(1.) The moot point in this appeal is this:Whether the period of six months envisaged in Section 11-A of the Central Excises Act, 1944 (for short 'the Act'), for issuing show cause notice, stood extended by any further period so as to enable the Revenue to scale over the hurdle of limitation Respondent (Revenue) advanced two alternative premises in support of the plea that the said period of six months stood extended. First is, there was only a provisional assessment and hence the'relevant date' for issuing the show cause notice could be counted only from final assessment. Second is that an order of stay issued by the High Court of Delhi on 12-8-1981 virtually amounted to a bridle against issuing show cause notice and hence the period stood extended by the entire time when the stay order was in operation.
(2.) Customs, Excise and Gold (Control) Appellate Tribunal (CEGAT - the acronym hereafter) held that the assessment was not provisional and hence the first premise was not available to the Revenue. But it held by a majority of 2:1 that the interim order of the Delhi High Court dated 12-8-1991 operated as virtually a stay, though not expressly so, against issuance of show cause notice and hence there was no bar of limitation for recovering the amount of excise duty levied. Thus, the Revenue was permitted by the CEGAT to proceed to recover the duty. The said order of CEGAT is challenged in this appeal.

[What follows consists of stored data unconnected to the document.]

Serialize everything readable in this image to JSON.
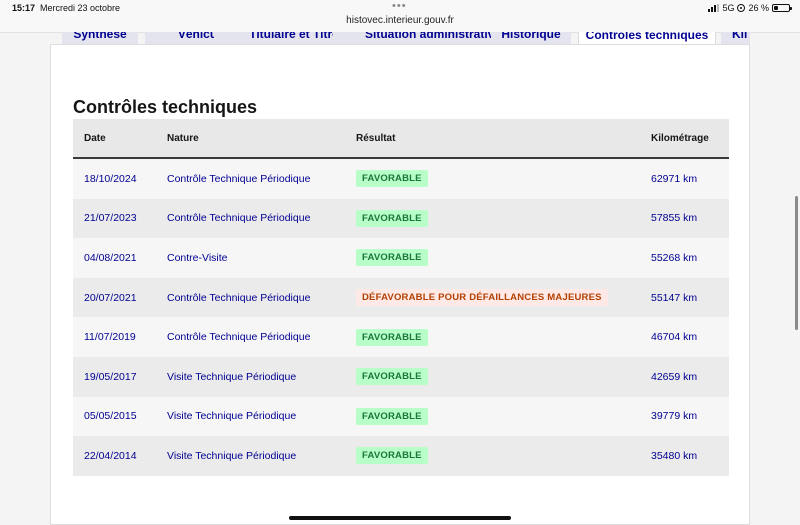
{
  "status_bar": {
    "time": "15:17",
    "date": "Mercredi 23 octobre",
    "url": "histovec.interieur.gouv.fr",
    "network": "5G",
    "battery": "26 %",
    "battery_level": 0.26
  },
  "tabs": [
    {
      "label": "Synthèse"
    },
    {
      "label": "Véhicule"
    },
    {
      "label": "Titulaire et Titre"
    },
    {
      "label": "Situation administrative"
    },
    {
      "label": "Historique"
    },
    {
      "label": "Contrôles techniques"
    },
    {
      "label": "Kil"
    }
  ],
  "section": {
    "title": "Contrôles techniques",
    "columns": {
      "date": "Date",
      "nature": "Nature",
      "resultat": "Résultat",
      "kilometrage": "Kilométrage"
    },
    "rows": [
      {
        "date": "18/10/2024",
        "nature": "Contrôle Technique Périodique",
        "resultat": "FAVORABLE",
        "status": "ok",
        "km": "62971 km"
      },
      {
        "date": "21/07/2023",
        "nature": "Contrôle Technique Périodique",
        "resultat": "FAVORABLE",
        "status": "ok",
        "km": "57855 km"
      },
      {
        "date": "04/08/2021",
        "nature": "Contre-Visite",
        "resultat": "FAVORABLE",
        "status": "ok",
        "km": "55268 km"
      },
      {
        "date": "20/07/2021",
        "nature": "Contrôle Technique Périodique",
        "resultat": "DÉFAVORABLE POUR DÉFAILLANCES MAJEURES",
        "status": "ko",
        "km": "55147 km"
      },
      {
        "date": "11/07/2019",
        "nature": "Contrôle Technique Périodique",
        "resultat": "FAVORABLE",
        "status": "ok",
        "km": "46704 km"
      },
      {
        "date": "19/05/2017",
        "nature": "Visite Technique Périodique",
        "resultat": "FAVORABLE",
        "status": "ok",
        "km": "42659 km"
      },
      {
        "date": "05/05/2015",
        "nature": "Visite Technique Périodique",
        "resultat": "FAVORABLE",
        "status": "ok",
        "km": "39779 km"
      },
      {
        "date": "22/04/2014",
        "nature": "Visite Technique Périodique",
        "resultat": "FAVORABLE",
        "status": "ok",
        "km": "35480 km"
      }
    ]
  },
  "colors": {
    "link": "#000091",
    "favorable_bg": "#b8fec9",
    "favorable_text": "#18753c",
    "defavorable_bg": "#ffe9e6",
    "defavorable_text": "#b34000"
  }
}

(3.) The facts which led to the opening of the aforesaid question can be summarised as follows:Appellant has a textile mill consisting of various divisions, among which the division where yarn is made is distinct from other divisions. Yarn is to be used in the manufacture of fabric which is the end product of the textile mill of the appellant. Yarn is obtained at an intermediary stage in the composite textile mill and is further processed in the mill for making fabric. According to the Revenue, there is removal of yarn from one area of the factory and hence that commodity is exigible to excise duty as per Rules 9 and 49 of the Central Excises Rules irrespective of the excise duty payable on manufacture of fabric. Appellant challenged the aforesaid direction of the Department in a writ petition filed before Delhi High Court and its contention was upheld by judgment dated 16-10-1980. The Department then filed an appeal in this Court by Special Leave. When the Special Leave Petition was pending the Department issued two notices under Sectio 11-A of the Act for recovering the excise duty on yarn for the period from 6-11-1980 to 31-3-1981. However, the Department issued a notification on 20-2-1982 as a precautionary step, amending Rules 9 and 49 of the Central Excise Rules creating a fiction of "deemed removal" of the input goods at the intermediary stage within the factory. That amendment later gained incorporation in a legislative enactment also, vide Section 51(2)(d) of the Finance Act, 1982 by which it was given retrospective effect from 1944. Though the appellant challenged the aforesaid amendments first in the Delhi High Court and later in this Court, its validity remained undisturbed vide J. K. Spinning and Weaving Mills ltd. v. Union of India, (1987) 32 ELT 234 . A three-Judge Bench of this Court in that decision upheld the validity of the amendments to Rules 9 and 49 besides upholding the retrospectivity granted to the provisions as per Section 51 of the Finance Act, 1982.